The New York- and Massachusetts-based artist Simonette Quamina grew up moving between South America, the Caribbean and New York. Having grown up in Grenada and the Caribbean communities of Flatbush, Brooklyn himself, Alvaro Barrington looks at her work and sees “an idea of a Caribbean where nature, mysticism, and play are all together.” Quamina’s latest large-scale collages, monochromatic combinations of graphite, silk, and printmaking, embrace Afro-Caribbean aesthetics as they present themes of labor, migration, and spirituality.

Fabian Knecht, Der Tod lässt sich nicht auswaschen (Death cannot be washed out), 2022. Photography by Marcus Schneider. Image courtesy of the artist and Alexander Levy. 

Fabian Knecht, proposed by Olafur Eliasson
Alexander Levy (Berlin)

Born in Germany in 1980, Fabian Knecht’s conceptual practice is fundamentally anti-authoritarian and progressive. At Alexander Levy, he will present Laughing is Suspicious, a textile installation made from personal clothing woven into nets, designed to camouflage Ukrainians at war with Russia. According to fellow Berlin-based artist Olafur Eliasson, Knecht’s conceptual clarity “simultaneously has the poetic weight of a feather and is as heavy as the earth.”

Vanessa Raw, proposed by Tracey Emin
Carl Freedman Gallery (Margate)

British artist Vanessa Raw paints colorful, idyllic landscapes with electrified edges, where nude feminine subjects find spaces of sexual intimacy in the evening light. Her presentation at Frieze marks her debut with Carl Freedman Gallery.

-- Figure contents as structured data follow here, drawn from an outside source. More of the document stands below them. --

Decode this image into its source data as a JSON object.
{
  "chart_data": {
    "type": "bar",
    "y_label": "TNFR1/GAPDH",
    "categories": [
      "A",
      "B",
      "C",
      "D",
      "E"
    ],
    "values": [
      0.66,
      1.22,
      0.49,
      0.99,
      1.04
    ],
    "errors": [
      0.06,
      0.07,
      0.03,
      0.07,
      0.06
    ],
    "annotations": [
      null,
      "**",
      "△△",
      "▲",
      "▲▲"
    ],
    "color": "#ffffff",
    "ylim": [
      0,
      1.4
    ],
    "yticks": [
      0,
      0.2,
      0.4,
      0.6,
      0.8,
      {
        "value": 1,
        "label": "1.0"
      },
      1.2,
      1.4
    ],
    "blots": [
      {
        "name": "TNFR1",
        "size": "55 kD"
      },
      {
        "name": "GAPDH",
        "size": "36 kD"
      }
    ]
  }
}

Known for the groundbreaking themes of female sexuality in her own work, Tracey Emin finds Raw’s imagery especially “free and liberating.” In Emin’s words, “She can really paint.”

Wantanee Siripattananuntakul, Making the Unknown Known (Film Still), 2023. Image courtesy of the artist and Gallery Ver.

Wantanee Siripattananuntakul, proposed by Rirkrit Tiravanija
Gallery Ver (Bangkok)

“People Say Nothing Is Impossible, but Beuys Does Nothing Everyday” is the title of Bangkok-based artist Wantanee Siripattananuntakul’s solo presentation starring Beuys, her African gray parrot. Named after the late Joseph Beuys, he’s a recurring fixture in her critical takes on social issues in Thailand, including the tenuous relationship between nature and politics. For Rirkrit Tiravanija, Siripattananuntakul’s work represents an opportunity for open dialogue, “between the Thai and Western art worlds, between the centers and the periphery.”

Carlos Villa, proposed by Anthea Hamilton
Silverlens (Manila, New York)

Combining cultural motifs from various San Francisco diasporic communities in a wide range of mediums, the late Filipino-American artist Carlos Villa filled in the blanks of “a western historic insufficiency,” says British multidisciplinary artist Anthea Hamilton. At Frieze, Silverlens presents samples from his 1980s body-print series, in which he pressed his own paint-covered hands and face against unstretched canvas.